If you already own an e-commerce storefront like Amazon.com or Cold Stone Creamery, then you probably recognize the utmost importance of having a sound recommendation system built into your e-commerce site—so that when customers make purchases, they are provided with additional purchase suggestions or offers based on their past selections. A good recommender almost always help sales growth. One problem is that very often, e-commerce business owners do not have in-house data scientists or product developers. On the other hand, these entrepreneurs may not have a business large enough to justify outsourcing the development project for a recommendation system. On rare occasions, the owner himself might be a data scientist or a keen programmer, but that does not guarantee that he will possess the right insights to develop an effective recommender.
So how can this common and growing problem be solved?

Two educated minds collaborate to solve the problem

The e-book titled Practical Machine Learning Innovations in Recommendation published by O’Reilly upholds some tested programming practices that can kick start any average product-development team to build reasonably effective recommendation systems for e-commerce. Co-authored by Ted Dunning and Ellen Friedman, this book discusses extensive practical techniques for developing recommenders in the Apache Hadoop environment. 

Chief Applications Architect at MapR Technologies, happens to be a PMC member of the Apache Mahout, Apache Zoo Keeper, and Apache Drill projects, and is also the mentor for Apache Storm. Ellen Friedman is a consultant and commentator with experience writing about big data. With Ted’s technical background and Ellen’s Bioscience research and publications background they have jointly created a mini bible on building recommenders with Hadoop.

As you may have noticed from your own online shopping experiences that an appealing recommendation system not only helps you make buying choices, but they may actually enhance the seller’s business image in your eyes. In a digital age, a tool like a product or service recommender is an implicit marketing tool that does its job silently.

This book indicates that strangely enough, the mathematical algorithms form a small part of the total development effort. The main thrust behind building a good recommendation system comes from providing the right data to the recommendation engine!

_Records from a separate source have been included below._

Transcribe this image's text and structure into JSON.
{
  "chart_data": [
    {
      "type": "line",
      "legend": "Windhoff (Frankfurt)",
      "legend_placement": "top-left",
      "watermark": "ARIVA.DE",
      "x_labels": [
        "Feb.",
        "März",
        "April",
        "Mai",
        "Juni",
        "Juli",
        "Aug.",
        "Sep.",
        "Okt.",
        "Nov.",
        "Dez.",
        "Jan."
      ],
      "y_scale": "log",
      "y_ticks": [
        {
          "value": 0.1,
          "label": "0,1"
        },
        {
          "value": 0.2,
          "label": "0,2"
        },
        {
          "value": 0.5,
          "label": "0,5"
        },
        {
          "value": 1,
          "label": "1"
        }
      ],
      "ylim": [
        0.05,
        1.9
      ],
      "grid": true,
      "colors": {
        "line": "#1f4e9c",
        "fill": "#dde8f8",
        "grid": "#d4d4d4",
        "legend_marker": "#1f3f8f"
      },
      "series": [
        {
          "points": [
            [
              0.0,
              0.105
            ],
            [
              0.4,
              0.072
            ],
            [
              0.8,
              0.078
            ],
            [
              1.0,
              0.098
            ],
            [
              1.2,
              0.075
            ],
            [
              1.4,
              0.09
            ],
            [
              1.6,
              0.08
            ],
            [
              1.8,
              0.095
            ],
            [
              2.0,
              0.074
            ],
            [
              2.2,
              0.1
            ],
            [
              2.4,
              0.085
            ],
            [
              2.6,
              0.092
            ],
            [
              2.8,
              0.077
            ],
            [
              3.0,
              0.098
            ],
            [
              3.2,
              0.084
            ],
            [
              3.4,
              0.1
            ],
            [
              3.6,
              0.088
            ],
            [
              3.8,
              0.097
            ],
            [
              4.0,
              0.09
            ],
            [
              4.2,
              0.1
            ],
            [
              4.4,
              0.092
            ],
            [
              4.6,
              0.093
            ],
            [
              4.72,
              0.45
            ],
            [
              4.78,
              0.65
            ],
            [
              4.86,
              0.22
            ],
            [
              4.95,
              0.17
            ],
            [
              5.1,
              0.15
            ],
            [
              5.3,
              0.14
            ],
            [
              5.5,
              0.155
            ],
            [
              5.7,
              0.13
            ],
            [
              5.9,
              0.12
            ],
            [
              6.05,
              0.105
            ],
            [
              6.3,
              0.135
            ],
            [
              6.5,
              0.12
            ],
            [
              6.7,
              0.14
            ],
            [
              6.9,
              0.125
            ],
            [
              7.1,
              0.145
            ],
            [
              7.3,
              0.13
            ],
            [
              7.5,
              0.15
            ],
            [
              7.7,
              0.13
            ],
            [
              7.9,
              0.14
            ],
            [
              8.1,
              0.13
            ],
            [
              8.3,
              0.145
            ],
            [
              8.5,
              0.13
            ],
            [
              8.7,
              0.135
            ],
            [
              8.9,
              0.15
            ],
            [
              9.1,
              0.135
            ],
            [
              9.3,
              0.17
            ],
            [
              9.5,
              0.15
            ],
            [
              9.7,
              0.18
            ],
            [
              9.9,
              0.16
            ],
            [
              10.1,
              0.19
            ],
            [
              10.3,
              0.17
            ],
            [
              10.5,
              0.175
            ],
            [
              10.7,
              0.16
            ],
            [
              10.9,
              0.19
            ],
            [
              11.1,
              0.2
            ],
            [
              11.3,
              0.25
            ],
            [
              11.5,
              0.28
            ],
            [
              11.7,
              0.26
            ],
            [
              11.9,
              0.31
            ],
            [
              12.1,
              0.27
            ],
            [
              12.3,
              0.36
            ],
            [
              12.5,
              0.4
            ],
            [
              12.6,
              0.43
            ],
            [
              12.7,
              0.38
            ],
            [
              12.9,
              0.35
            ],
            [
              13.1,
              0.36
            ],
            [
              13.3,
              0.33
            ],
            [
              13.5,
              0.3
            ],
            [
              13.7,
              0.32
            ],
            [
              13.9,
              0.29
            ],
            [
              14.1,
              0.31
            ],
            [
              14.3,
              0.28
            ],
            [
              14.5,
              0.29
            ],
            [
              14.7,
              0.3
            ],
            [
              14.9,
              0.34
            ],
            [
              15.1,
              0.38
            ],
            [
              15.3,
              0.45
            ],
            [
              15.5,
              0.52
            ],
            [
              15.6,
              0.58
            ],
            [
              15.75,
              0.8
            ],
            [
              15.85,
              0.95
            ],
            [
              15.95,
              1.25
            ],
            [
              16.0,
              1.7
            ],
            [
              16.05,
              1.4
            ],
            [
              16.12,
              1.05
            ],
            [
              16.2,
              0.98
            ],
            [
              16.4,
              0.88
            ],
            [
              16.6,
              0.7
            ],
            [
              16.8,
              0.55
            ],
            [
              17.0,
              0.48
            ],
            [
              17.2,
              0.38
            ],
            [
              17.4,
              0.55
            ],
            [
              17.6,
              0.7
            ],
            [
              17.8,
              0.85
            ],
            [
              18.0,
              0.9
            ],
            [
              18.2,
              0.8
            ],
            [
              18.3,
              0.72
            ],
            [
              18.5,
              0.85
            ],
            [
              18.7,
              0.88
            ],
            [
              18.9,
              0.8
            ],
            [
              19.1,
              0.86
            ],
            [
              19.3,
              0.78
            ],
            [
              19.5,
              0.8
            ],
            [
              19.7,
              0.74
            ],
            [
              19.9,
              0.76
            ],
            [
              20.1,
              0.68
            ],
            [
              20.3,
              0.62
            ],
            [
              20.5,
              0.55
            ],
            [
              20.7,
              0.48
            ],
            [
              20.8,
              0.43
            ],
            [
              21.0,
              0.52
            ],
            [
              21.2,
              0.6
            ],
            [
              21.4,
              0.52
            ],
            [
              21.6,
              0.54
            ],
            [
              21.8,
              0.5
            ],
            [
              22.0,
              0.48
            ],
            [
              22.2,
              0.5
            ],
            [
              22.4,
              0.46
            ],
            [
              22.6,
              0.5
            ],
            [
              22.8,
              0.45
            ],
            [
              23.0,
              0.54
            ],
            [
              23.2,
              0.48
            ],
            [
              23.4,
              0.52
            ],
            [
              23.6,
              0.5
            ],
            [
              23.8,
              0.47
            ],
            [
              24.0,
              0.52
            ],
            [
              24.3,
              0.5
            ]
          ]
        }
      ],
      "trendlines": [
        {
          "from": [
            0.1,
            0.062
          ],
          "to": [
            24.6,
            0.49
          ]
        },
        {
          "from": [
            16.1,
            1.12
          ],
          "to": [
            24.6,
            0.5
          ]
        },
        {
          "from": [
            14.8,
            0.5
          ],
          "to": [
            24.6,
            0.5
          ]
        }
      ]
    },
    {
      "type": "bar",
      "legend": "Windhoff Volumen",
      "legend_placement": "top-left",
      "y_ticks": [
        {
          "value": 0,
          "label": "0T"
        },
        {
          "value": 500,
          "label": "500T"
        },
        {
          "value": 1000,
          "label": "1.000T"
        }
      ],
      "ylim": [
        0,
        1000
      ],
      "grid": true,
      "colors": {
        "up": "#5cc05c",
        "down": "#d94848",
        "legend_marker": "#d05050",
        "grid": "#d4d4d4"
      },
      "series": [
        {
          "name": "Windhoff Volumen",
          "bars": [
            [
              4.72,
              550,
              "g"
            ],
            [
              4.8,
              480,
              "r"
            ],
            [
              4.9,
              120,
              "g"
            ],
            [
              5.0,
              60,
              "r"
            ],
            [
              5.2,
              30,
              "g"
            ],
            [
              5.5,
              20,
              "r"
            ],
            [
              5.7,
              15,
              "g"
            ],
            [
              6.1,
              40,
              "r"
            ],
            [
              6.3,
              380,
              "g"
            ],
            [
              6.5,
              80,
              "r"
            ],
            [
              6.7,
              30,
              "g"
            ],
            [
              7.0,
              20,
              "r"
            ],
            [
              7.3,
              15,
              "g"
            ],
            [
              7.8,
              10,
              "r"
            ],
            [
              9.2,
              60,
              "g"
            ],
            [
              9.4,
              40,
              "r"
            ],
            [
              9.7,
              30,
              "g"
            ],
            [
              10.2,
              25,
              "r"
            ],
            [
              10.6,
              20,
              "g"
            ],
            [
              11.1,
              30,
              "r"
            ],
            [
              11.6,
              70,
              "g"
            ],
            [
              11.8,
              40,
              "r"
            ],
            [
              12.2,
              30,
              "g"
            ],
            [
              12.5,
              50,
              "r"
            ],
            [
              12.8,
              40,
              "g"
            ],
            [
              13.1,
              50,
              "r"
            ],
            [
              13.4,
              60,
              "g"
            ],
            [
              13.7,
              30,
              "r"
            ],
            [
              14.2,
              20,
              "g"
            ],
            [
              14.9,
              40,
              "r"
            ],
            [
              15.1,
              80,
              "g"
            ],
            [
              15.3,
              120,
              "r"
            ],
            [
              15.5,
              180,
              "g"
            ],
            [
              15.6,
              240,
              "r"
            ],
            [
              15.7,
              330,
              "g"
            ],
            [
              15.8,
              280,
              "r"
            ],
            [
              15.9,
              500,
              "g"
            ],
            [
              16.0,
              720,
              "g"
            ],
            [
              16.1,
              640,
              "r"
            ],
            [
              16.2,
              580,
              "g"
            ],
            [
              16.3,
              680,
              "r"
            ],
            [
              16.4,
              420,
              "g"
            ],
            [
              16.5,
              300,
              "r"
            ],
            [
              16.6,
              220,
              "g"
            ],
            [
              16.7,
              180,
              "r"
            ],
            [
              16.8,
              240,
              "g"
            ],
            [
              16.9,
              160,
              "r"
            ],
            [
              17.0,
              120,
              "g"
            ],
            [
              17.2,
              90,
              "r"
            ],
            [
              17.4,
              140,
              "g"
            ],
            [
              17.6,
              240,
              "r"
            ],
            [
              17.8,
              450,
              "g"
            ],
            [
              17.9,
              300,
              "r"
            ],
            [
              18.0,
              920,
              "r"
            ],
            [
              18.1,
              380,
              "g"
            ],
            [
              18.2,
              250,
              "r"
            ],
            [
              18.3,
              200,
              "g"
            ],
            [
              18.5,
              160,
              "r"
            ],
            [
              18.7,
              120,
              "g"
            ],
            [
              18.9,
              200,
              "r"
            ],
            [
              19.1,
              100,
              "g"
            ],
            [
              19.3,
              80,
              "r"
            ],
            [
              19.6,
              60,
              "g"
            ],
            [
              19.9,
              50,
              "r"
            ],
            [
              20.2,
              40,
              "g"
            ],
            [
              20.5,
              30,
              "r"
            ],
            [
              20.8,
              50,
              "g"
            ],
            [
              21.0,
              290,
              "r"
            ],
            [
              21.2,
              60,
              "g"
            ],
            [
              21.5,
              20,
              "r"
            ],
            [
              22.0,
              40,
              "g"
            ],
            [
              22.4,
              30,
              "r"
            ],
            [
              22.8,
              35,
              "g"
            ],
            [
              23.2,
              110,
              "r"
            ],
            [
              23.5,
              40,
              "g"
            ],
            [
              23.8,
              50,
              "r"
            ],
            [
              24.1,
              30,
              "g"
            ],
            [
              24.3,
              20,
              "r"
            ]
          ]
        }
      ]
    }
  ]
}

How to build an effective recommender 

If you can afford it, an easier way to install a recommender is by outsourcing the project to a reputed machine-learning consultancy company. Many consultants can supply quick and effective simulations along with recommenders. The strategy they usually employ is
throwing a huge collection of algorithms at each problem, and—based on extensive experience in analyzing such situations—selecting the algorithm that gives the best outcome.
As the Hadoop technology platform continues to evolve, big data projects will gradually become more cost-friendly.

The theory of co-occurrence

Without going into unnecessary technical details, it is worth mentioning that central to the theme of creating an effective recommender model is the theory of co-occurrence. This theory relies on capturing substantial user histories to study purchase-behavior patterns. The book provides an in-depth discussion on how co-occurrence works with simulations.
Practical Machine Learning Innovations in Recommendation contains the following chapters:
Chapter 1: Practical Machine Learning
Chapter 2: Careful Simplification
Chapter 3: What I Do, Not What I Say
Chapter 4: Co-occurrence and Recommendation
Chapter 5: Deploy the Recommender
Chapter 6: Example: Music Recommender
Chapter 7: Making It Better
Chapter 8: Lessons Learned
Appendix A: Additional Resources
If you have decided to go in-house
You have a small, development team in place and are willing to try building a system in-house, provided you get reliable guidance—then this book is for you!  The book models a tutorial approach—taking readers through a step-by-step process from beginning to end of building a recommendation system. The early chapters introduce simple, understandable concepts, then slowly progress towards more difficult concepts of making a system work. Chapter 3 presents an excellent overview of how to select user input data for the predictive analysis part of the project. Some nifty methods for collecting user behavior data has been provided in this chapter. Chapters 7 and 8 are the troubleshooting chapters of the book —they skillfully navigate the readers into systematic, product improvement techniques. The book can serve as a constant reference or guide while constructing a developmental model. Chapter 6 showcases an actual working system, which can serve as an inspiration to hesitant innovators! The appendix provides some highly acclaimed publications that can certainly expand an inexperienced developer’s intellectual horizon.

In closing . . .

If you dearly wish your online business can greatly benefit from a recommender, and you do not have a budget to outsource the developmental effort, then you can think of putting your data experts to work with this book in hand. The simple and lucid writing style of the book can easily entice any reader, whether a developer or not, to at least skim through the pages till the end of the book.